Bisnis.com, JAKARTA - Perjanjian dagang fase 1 antara AS dan China sebagai momentum positif bagi para pelaku pasar keuangan untuk kembali aktif.
Deputi Gubernur Bank Indonesia Dody Budi Waluyo menegaskan redanya volatilitas pasar keuangan global dan risiko volatilitas aliran modal akan berdampak pada stabilitas yang semakin kondusif kepada perekonomian pasar negara berkembang, termasuk Indonesia.
"Ini memberikan sinyal positif bagi pelaku pasar keuangan yang selama ini mengambil posisi 'wait and see'," ujar Dody kepada Bisnis, Kamis (16/1/2020).

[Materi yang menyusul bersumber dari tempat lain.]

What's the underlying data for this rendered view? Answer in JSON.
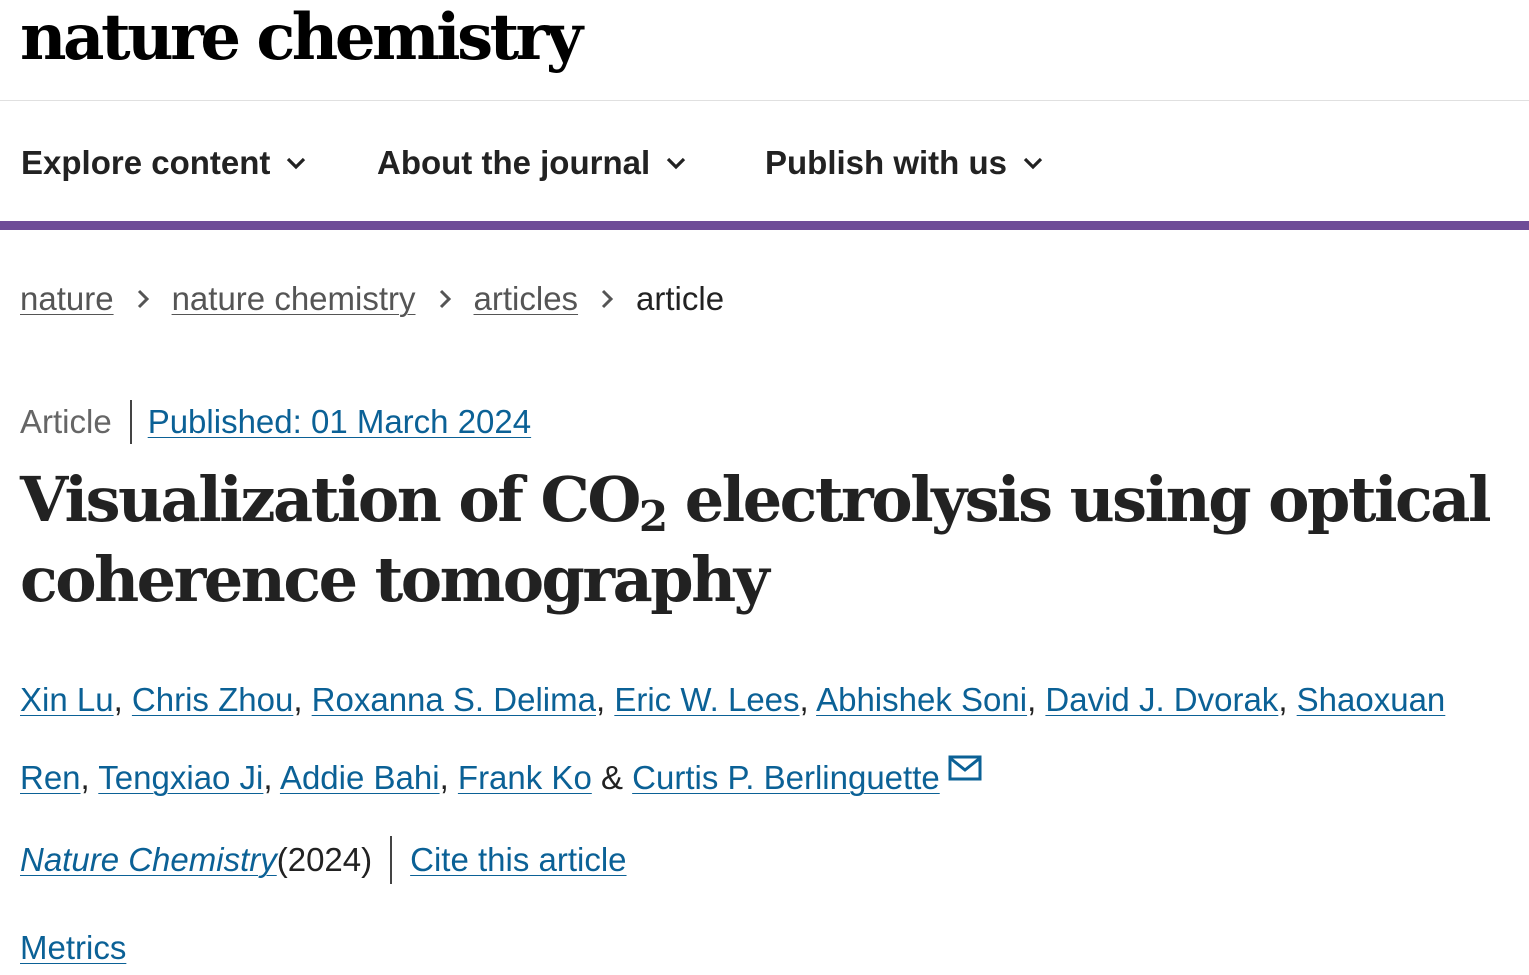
{
  "logo": {
    "text": "nature chemistry"
  },
  "nav": {
    "items": [
      {
        "label": "Explore content"
      },
      {
        "label": "About the journal"
      },
      {
        "label": "Publish with us"
      }
    ]
  },
  "breadcrumb": {
    "items": [
      "nature",
      "nature chemistry",
      "articles"
    ],
    "current": "article"
  },
  "article": {
    "type": "Article",
    "published": "Published: 01 March 2024",
    "title_part1": "Visualization of CO",
    "title_sub": "2",
    "title_part2": " electrolysis using optical coherence tomography",
    "authors": [
      "Xin Lu",
      "Chris Zhou",
      "Roxanna S. Delima",
      "Eric W. Lees",
      "Abhishek Soni",
      "David J. Dvorak",
      "Shaoxuan Ren",
      "Tengxiao Ji",
      "Addie Bahi",
      "Frank Ko",
      "Curtis P. Berlinguette"
    ],
    "author_sep": ", ",
    "author_and": " & ",
    "journal_name": "Nature Chemistry",
    "journal_year": " (2024)",
    "cite_label": "Cite this article",
    "metrics_label": "Metrics"
  },
  "icons": {
    "nav_chevron": "chevron-down-icon",
    "breadcrumb_sep": "chevron-right-icon",
    "corresponding_author": "envelope-icon"
  },
  "colors": {
    "nav_border": "#6e4c97",
    "link": "#0b6196"
  }
}
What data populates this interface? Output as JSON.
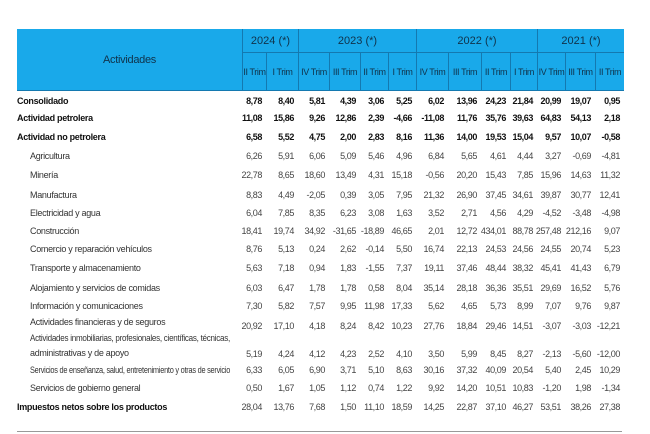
{
  "header": {
    "title": "Actividades",
    "groups": [
      {
        "label": "2024 (*)",
        "subs": [
          "II Trim",
          "I Trim"
        ]
      },
      {
        "label": "2023 (*)",
        "subs": [
          "IV Trim",
          "III Trim",
          "II Trim",
          "I Trim"
        ]
      },
      {
        "label": "2022 (*)",
        "subs": [
          "IV Trim",
          "III Trim",
          "II Trim",
          "I Trim"
        ]
      },
      {
        "label": "2021 (*)",
        "subs": [
          "IV Trim",
          "III Trim",
          "II Trim"
        ]
      }
    ],
    "color": "#19a9ea"
  },
  "rows": [
    {
      "label": "Consolidado",
      "bold": true,
      "values": [
        "8,78",
        "8,40",
        "5,81",
        "4,39",
        "3,06",
        "5,25",
        "6,02",
        "13,96",
        "24,23",
        "21,84",
        "20,99",
        "19,07",
        "0,95"
      ]
    },
    {
      "label": "Actividad petrolera",
      "bold": true,
      "values": [
        "11,08",
        "15,86",
        "9,26",
        "12,86",
        "2,39",
        "-4,66",
        "-11,08",
        "11,76",
        "35,76",
        "39,63",
        "64,83",
        "54,13",
        "2,18"
      ]
    },
    {
      "label": "Actividad no petrolera",
      "bold": true,
      "values": [
        "6,58",
        "5,52",
        "4,75",
        "2,00",
        "2,83",
        "8,16",
        "11,36",
        "14,00",
        "19,53",
        "15,04",
        "9,57",
        "10,07",
        "-0,58"
      ]
    },
    {
      "label": "Agricultura",
      "values": [
        "6,26",
        "5,91",
        "6,06",
        "5,09",
        "5,46",
        "4,96",
        "6,84",
        "5,65",
        "4,61",
        "4,44",
        "3,27",
        "-0,69",
        "-4,81"
      ]
    },
    {
      "label": "Minería",
      "values": [
        "22,78",
        "8,65",
        "18,60",
        "13,49",
        "4,31",
        "15,18",
        "-0,56",
        "20,20",
        "15,43",
        "7,85",
        "15,96",
        "14,63",
        "11,32"
      ]
    },
    {
      "label": "Manufactura",
      "values": [
        "8,83",
        "4,49",
        "-2,05",
        "0,39",
        "3,05",
        "7,95",
        "21,32",
        "26,90",
        "37,45",
        "34,61",
        "39,87",
        "30,77",
        "12,41"
      ]
    },
    {
      "label": "Electricidad y agua",
      "values": [
        "6,04",
        "7,85",
        "8,35",
        "6,23",
        "3,08",
        "1,63",
        "3,52",
        "2,71",
        "4,56",
        "4,29",
        "-4,52",
        "-3,48",
        "-4,98"
      ]
    },
    {
      "label": "Construcción",
      "values": [
        "18,41",
        "19,74",
        "34,92",
        "-31,65",
        "-18,89",
        "46,65",
        "2,01",
        "12,72",
        "434,01",
        "88,78",
        "257,48",
        "212,16",
        "9,07"
      ]
    },
    {
      "label": "Comercio y reparación vehículos",
      "values": [
        "8,76",
        "5,13",
        "0,24",
        "2,62",
        "-0,14",
        "5,50",
        "16,74",
        "22,13",
        "24,53",
        "24,56",
        "24,55",
        "20,74",
        "5,23"
      ]
    },
    {
      "label": "Transporte y almacenamiento",
      "values": [
        "5,63",
        "7,18",
        "0,94",
        "1,83",
        "-1,55",
        "7,37",
        "19,11",
        "37,46",
        "48,44",
        "38,32",
        "45,41",
        "41,43",
        "6,79"
      ]
    },
    {
      "label": "Alojamiento y servicios de comidas",
      "values": [
        "6,03",
        "6,47",
        "1,78",
        "1,78",
        "0,58",
        "8,04",
        "35,14",
        "28,18",
        "36,36",
        "35,51",
        "29,69",
        "16,52",
        "5,76"
      ]
    },
    {
      "label": "Información y comunicaciones",
      "values": [
        "7,30",
        "5,82",
        "7,57",
        "9,95",
        "11,98",
        "17,33",
        "5,62",
        "4,65",
        "5,73",
        "8,99",
        "7,07",
        "9,76",
        "9,87"
      ]
    },
    {
      "label": "Actividades financieras y de seguros",
      "values": [
        "20,92",
        "17,10",
        "4,18",
        "8,24",
        "8,42",
        "10,23",
        "27,76",
        "18,84",
        "29,46",
        "14,51",
        "-3,07",
        "-3,03",
        "-12,21"
      ]
    },
    {
      "label": "Actividades inmobiliarias, profesionales, científicas, técnicas,",
      "label2": "administrativas y de apoyo",
      "values": [
        "5,19",
        "4,24",
        "4,12",
        "4,23",
        "2,52",
        "4,10",
        "3,50",
        "5,99",
        "8,45",
        "8,27",
        "-2,13",
        "-5,60",
        "-12,00"
      ]
    },
    {
      "label": "Servicios de enseñanza, salud, entretenimiento y otras de servicio",
      "values": [
        "6,33",
        "6,05",
        "6,90",
        "3,71",
        "5,10",
        "8,63",
        "30,16",
        "37,32",
        "40,09",
        "20,54",
        "5,40",
        "2,45",
        "10,29"
      ]
    },
    {
      "label": "Servicios de gobierno general",
      "values": [
        "0,50",
        "1,67",
        "1,05",
        "1,12",
        "0,74",
        "1,22",
        "9,92",
        "14,20",
        "10,51",
        "10,83",
        "-1,20",
        "1,98",
        "-1,34"
      ]
    },
    {
      "label": "Impuestos netos sobre los productos",
      "bold": true,
      "top": true,
      "values": [
        "28,04",
        "13,76",
        "7,68",
        "1,50",
        "11,10",
        "18,59",
        "14,25",
        "22,87",
        "37,10",
        "46,27",
        "53,51",
        "38,26",
        "27,38"
      ]
    }
  ]
}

Tahap selanjutnya, Dody melihat dampak perjanjian dagang ini akan terasa di sektor riil, terlebih lagi dengan adanya fase-fase berikutnya. Jika fase selanjutnya memberikan dampak positif, Dody yakin ini akan memicu perbaikan ekonomi global.
Ekonom Bahana Sekuritas Putera Satria Sambijantoro menegaskan perdamaian antara AS dan China yang dituangkan dalam perjanjian dagang fase 1 ini akan membuat pasar uang dunia kembali ke mode 'risk-on'. Dengan demikian, pasar akan kembali memburu aset dengan imbal hasil tinggi.
"Aset high yield akan cenderung naik karena demand meningkat, sehingga negara-negara berkembang, termasuk Indonesia, akan mendapatkan inflow dana asing yang kencang," ungkap Satria.
Baca Juga
Menurutnya, pergerakan pasar ini sudah terbaca sejak November dan Desember 2019. Saat itu, pasar sudah membaca kepastian perundingan dagang dari dua negara besar tersebut.
Perdamaian AS dan China ini, kata Satria, akan berdampak kepada neraca perdagangan Indonesia.
Satria memperkirakan neraca perdagangan RI akan mengalami surplus pada 2020. Ini akan menjadi surplus pertama dalam tiga tahun terakhir.